DISA SEMINAR

Longitudinal Impact of Preference Biases on Recommender Systems' Performance

Speaker
Associate Professor Jingjing Zhang, Indiana University
Chaired by
Dr TAN Chuan Hoo, Associate Professor, School of Computing
tancho@comp.nus.edu.sg

22 Sep 2023 Friday, 10:30 AM to 12:00 PM

SR3, COM1-02-12

Abstract:
Research studies have shown that recommender systems' predictions that are observed by users can cause biases in users' post-consumption preference ratings. Because users' preference ratings are typically fed back to the system as training data for future predictions, this process is likely to influence the performance of the system in the long run. We use a simulation approach to study the longitudinal impact of preference biases (and their magnitude) on the dynamics of recommender systems' performance. We look at the influence of preference biases in two conditions: (i) during the normal system use, where biases are typically caused by the system's inherent prediction errors, and (ii) in the presence of external (deliberate) recommendation perturbations. Our simulation results show that preference biases significantly impair the system's prediction performance (i.e., prediction accuracy) as well as users' consumption outcomes (i.e., consumption relevance and diversity) over time. The impact is non-linear to the size of the bias, i.e., large bias causes disproportionately large negative effects. Also, items that are less popular and less distinctive (in terms of their content) are affected more by preference biases. Additionally, intentional recommendation perturbations, even on a small number of items for a short time, substantially amplify the negative impact of preference bias on a system's longitudinal dynamics and cause long-lasting effects on users' consumption. Finally, given the impact of preference bias on the recommender systems' performance, we explore the problem of debiasing user-submitted ratings. We empirically demonstrate that relying solely on historical rating data is unlikely to be effective in debiasing. We also propose and evaluate two debiasing approaches that take into account additional relevant information that can be collected by recommendation platforms. Our findings provide important implications for the design of recommender systems.

Bio:
Prof. Jingjing Zhang is an Associate Professor of Information Systems and holds the Judith Norman Davis and Kim G. Davis Professorship of Business Analytics at the Kelley School of Business, Indiana University. She earned her Ph.D. in Business Administration with a concentration in Information Systems from the University of Minnesota in 2012. Her research interests include personalization techniques, recommender systems, human-computer interactions, mobile app marketplace, and emerging digital platforms.
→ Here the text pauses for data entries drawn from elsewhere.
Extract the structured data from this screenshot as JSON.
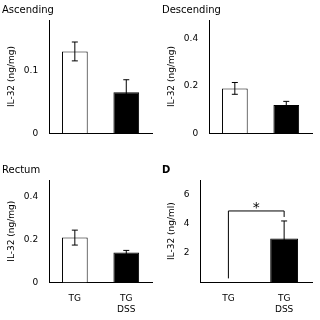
{
  "chart_data": [
    {
      "type": "bar",
      "title": "Ascending",
      "ylabel": "IL-32 (ng/mg)",
      "categories": [
        null,
        null
      ],
      "values": [
        0.13,
        0.065
      ],
      "errors": [
        0.015,
        0.02
      ],
      "colors": [
        "white",
        "black"
      ],
      "ylim": [
        0,
        0.18
      ],
      "yticks": [
        0,
        0.1
      ],
      "grid": false
    },
    {
      "type": "bar",
      "title": "Descending",
      "ylabel": "IL-32 (ng/mg)",
      "categories": [
        null,
        null
      ],
      "values": [
        0.19,
        0.12
      ],
      "errors": [
        0.025,
        0.015
      ],
      "colors": [
        "white",
        "black"
      ],
      "ylim": [
        0,
        0.48
      ],
      "yticks": [
        0,
        0.2,
        0.4
      ],
      "grid": false
    },
    {
      "type": "bar",
      "title": "Rectum",
      "ylabel": "IL-32 (ng/mg)",
      "categories": [
        "TG",
        "TG\nDSS"
      ],
      "values": [
        0.21,
        0.14
      ],
      "errors": [
        0.035,
        0.01
      ],
      "colors": [
        "white",
        "black"
      ],
      "ylim": [
        0,
        0.48
      ],
      "yticks": [
        0,
        0.2,
        0.4
      ],
      "grid": false
    },
    {
      "type": "bar",
      "title": "D",
      "ylabel": "IL-32 (ng/ml)",
      "categories": [
        "TG",
        "TG\nDSS"
      ],
      "values": [
        0,
        3.0
      ],
      "errors": [
        0,
        1.2
      ],
      "colors": [
        "white",
        "black"
      ],
      "ylim": [
        0,
        7
      ],
      "yticks": [
        2,
        4,
        6
      ],
      "grid": false,
      "annotations": [
        "*"
      ]
    }
  ]
}
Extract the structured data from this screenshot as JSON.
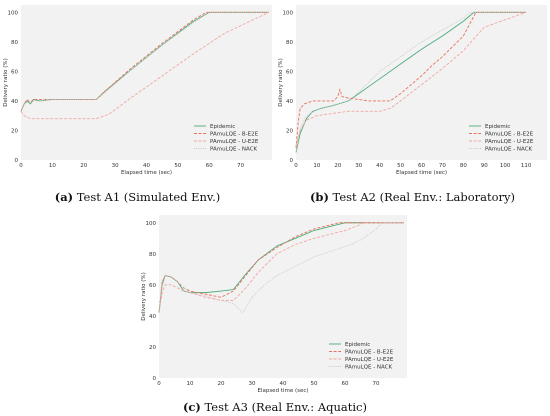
{
  "captions": [
    {
      "id": "a",
      "label": "(a)",
      "text": " Test A1 (Simulated Env.)"
    },
    {
      "id": "b",
      "label": "(b)",
      "text": " Test A2 (Real Env.: Laboratory)"
    },
    {
      "id": "c",
      "label": "(c)",
      "text": " Test A3 (Real Env.: Aquatic)"
    }
  ],
  "colors": {
    "background": "#f2f2f2",
    "Epidemic": "#4daa7a",
    "PAmuLQE - B-E2E": "#e8735b",
    "PAmuLQE - U-E2E": "#f2a7a0",
    "PAmuLQE - NACK": "#c8c8c8"
  },
  "chart_data": [
    {
      "type": "line",
      "xlabel": "Elapsed time (sec)",
      "ylabel": "Delivery ratio (%)",
      "xlim": [
        0,
        80
      ],
      "ylim": [
        0,
        105
      ],
      "xticks": [
        0,
        10,
        20,
        30,
        40,
        50,
        60,
        70
      ],
      "yticks": [
        0,
        20,
        40,
        60,
        80,
        100
      ],
      "legend": "bottom-right",
      "series": [
        {
          "name": "Epidemic",
          "style": "solid",
          "x": [
            0,
            1,
            2,
            3,
            4,
            6,
            10,
            15,
            20,
            24,
            27,
            35,
            45,
            55,
            60,
            79
          ],
          "y": [
            33,
            38,
            40,
            38,
            41,
            40,
            41,
            41,
            41,
            41,
            47,
            61,
            78,
            94,
            100,
            100
          ]
        },
        {
          "name": "PAmuLQE - B-E2E",
          "style": "dashed",
          "x": [
            0,
            1,
            2,
            3,
            4,
            6,
            10,
            15,
            20,
            24,
            27,
            35,
            45,
            55,
            59,
            79
          ],
          "y": [
            33,
            38,
            41,
            39,
            41,
            41,
            41,
            41,
            41,
            41,
            47,
            62,
            79,
            95,
            100,
            100
          ]
        },
        {
          "name": "PAmuLQE - U-E2E",
          "style": "dashed",
          "x": [
            0,
            1,
            3,
            6,
            10,
            15,
            20,
            24,
            28,
            35,
            45,
            55,
            65,
            79
          ],
          "y": [
            33,
            30,
            28,
            28,
            28,
            28,
            28,
            28,
            31,
            42,
            57,
            72,
            86,
            100
          ]
        },
        {
          "name": "PAmuLQE - NACK",
          "style": "dotted",
          "x": [
            0,
            1,
            3,
            6,
            10,
            15,
            20,
            24,
            27,
            35,
            45,
            55,
            60,
            79
          ],
          "y": [
            33,
            38,
            40,
            40,
            41,
            41,
            41,
            41,
            46,
            61,
            78,
            93,
            100,
            100
          ]
        }
      ]
    },
    {
      "type": "line",
      "xlabel": "Elapsed time (sec)",
      "ylabel": "Delivery ratio (%)",
      "xlim": [
        0,
        120
      ],
      "ylim": [
        0,
        105
      ],
      "xticks": [
        0,
        10,
        20,
        30,
        40,
        50,
        60,
        70,
        80,
        90,
        100,
        110
      ],
      "yticks": [
        0,
        20,
        40,
        60,
        80,
        100
      ],
      "legend": "bottom-right",
      "series": [
        {
          "name": "Epidemic",
          "style": "solid",
          "x": [
            0,
            2,
            5,
            8,
            12,
            18,
            25,
            30,
            35,
            40,
            50,
            60,
            70,
            80,
            85,
            110
          ],
          "y": [
            5,
            18,
            28,
            33,
            35,
            37,
            40,
            45,
            50,
            55,
            65,
            75,
            84,
            94,
            100,
            100
          ]
        },
        {
          "name": "PAmuLQE - B-E2E",
          "style": "dashed",
          "x": [
            0,
            1,
            2,
            4,
            8,
            12,
            18,
            20,
            21,
            22,
            25,
            30,
            35,
            40,
            45,
            50,
            55,
            60,
            65,
            70,
            75,
            80,
            86,
            110
          ],
          "y": [
            8,
            25,
            35,
            38,
            40,
            40,
            40,
            43,
            48,
            43,
            42,
            41,
            40,
            40,
            40,
            45,
            51,
            57,
            64,
            70,
            77,
            84,
            100,
            100
          ]
        },
        {
          "name": "PAmuLQE - U-E2E",
          "style": "dashed",
          "x": [
            0,
            2,
            5,
            10,
            15,
            20,
            25,
            30,
            35,
            40,
            45,
            50,
            60,
            70,
            80,
            90,
            110
          ],
          "y": [
            10,
            20,
            27,
            30,
            31,
            32,
            33,
            33,
            33,
            33,
            35,
            40,
            51,
            62,
            74,
            90,
            100
          ]
        },
        {
          "name": "PAmuLQE - NACK",
          "style": "dotted",
          "x": [
            0,
            2,
            5,
            10,
            15,
            20,
            25,
            30,
            35,
            40,
            50,
            60,
            70,
            80,
            83,
            110
          ],
          "y": [
            5,
            22,
            30,
            34,
            36,
            38,
            40,
            46,
            53,
            60,
            70,
            80,
            88,
            96,
            100,
            100
          ]
        }
      ]
    },
    {
      "type": "line",
      "xlabel": "Elapsed time (sec)",
      "ylabel": "Delivery ratio (%)",
      "xlim": [
        0,
        80
      ],
      "ylim": [
        0,
        105
      ],
      "xticks": [
        0,
        10,
        20,
        30,
        40,
        50,
        60,
        70
      ],
      "yticks": [
        0,
        20,
        40,
        60,
        80,
        100
      ],
      "legend": "bottom-right",
      "series": [
        {
          "name": "Epidemic",
          "style": "solid",
          "x": [
            0,
            1,
            2,
            4,
            6,
            8,
            10,
            15,
            20,
            24,
            28,
            32,
            38,
            44,
            50,
            56,
            60,
            79
          ],
          "y": [
            42,
            60,
            66,
            65,
            62,
            56,
            55,
            55,
            56,
            57,
            67,
            76,
            85,
            90,
            95,
            98,
            100,
            100
          ]
        },
        {
          "name": "PAmuLQE - B-E2E",
          "style": "dashed",
          "x": [
            0,
            1,
            2,
            4,
            6,
            8,
            10,
            15,
            20,
            24,
            28,
            32,
            38,
            44,
            50,
            56,
            58,
            79
          ],
          "y": [
            42,
            62,
            66,
            65,
            62,
            58,
            56,
            54,
            52,
            56,
            66,
            76,
            84,
            91,
            96,
            99,
            100,
            100
          ]
        },
        {
          "name": "PAmuLQE - U-E2E",
          "style": "dashed",
          "x": [
            0,
            1,
            2,
            4,
            6,
            8,
            10,
            15,
            20,
            24,
            28,
            32,
            38,
            44,
            50,
            56,
            60,
            64,
            66,
            79
          ],
          "y": [
            42,
            55,
            60,
            60,
            58,
            56,
            55,
            52,
            50,
            50,
            58,
            68,
            80,
            86,
            90,
            93,
            95,
            98,
            100,
            100
          ]
        },
        {
          "name": "PAmuLQE - NACK",
          "style": "dotted",
          "x": [
            0,
            1,
            2,
            4,
            6,
            8,
            10,
            15,
            20,
            24,
            27,
            30,
            34,
            38,
            44,
            50,
            56,
            62,
            66,
            70,
            72,
            79
          ],
          "y": [
            42,
            62,
            66,
            65,
            62,
            58,
            55,
            53,
            50,
            48,
            42,
            52,
            60,
            66,
            72,
            78,
            82,
            86,
            90,
            96,
            100,
            100
          ]
        }
      ]
    }
  ]
}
Jingjing's work has been published in leading academic journals such as MIS Quarterly, Information Systems Research, INFORMS Journal on Computing, IEEE Transactions on Knowledge and Data Engineering, ACM Transactions on Information Systems, and ACM Transactions on Computer-Human Interaction. Her research contribution has been recognized with numerous awards, including the 2020 ISR Best Published Paper Award, the 2023 Women in RecSys Journal Paper of the Year Award, the INFORMS ISS Sandra A. Slaughter Early Career Award, the Nunamaker-Chen Dissertation Award, and multiple Best Paper accolades at academic conferences. Currently, Jingjing serves as an Associate Editor for Information Systems Research. She has previously served as a Guest Associate Editor for esteemed journals such as MIS Quarterly, Information Systems Research, Decision Support Systems, and Journal of the Association for Information Systems. Her editorial contribution was acknowledged with the AE of the Year Award from ISR in 2022 and the Best AE Award at ICIS in 2019. Furthermore, Jingjing is an AIS Distinguished Member and has played a major role in co-organizing many major academic conferences. These include the Workshop on Information Technologies and Systems in 2022, 2020, and 2016, the INFORMS Workshop on Data Science in both 2022 and 2021, and the Americas Conference on Information Systems in 2022.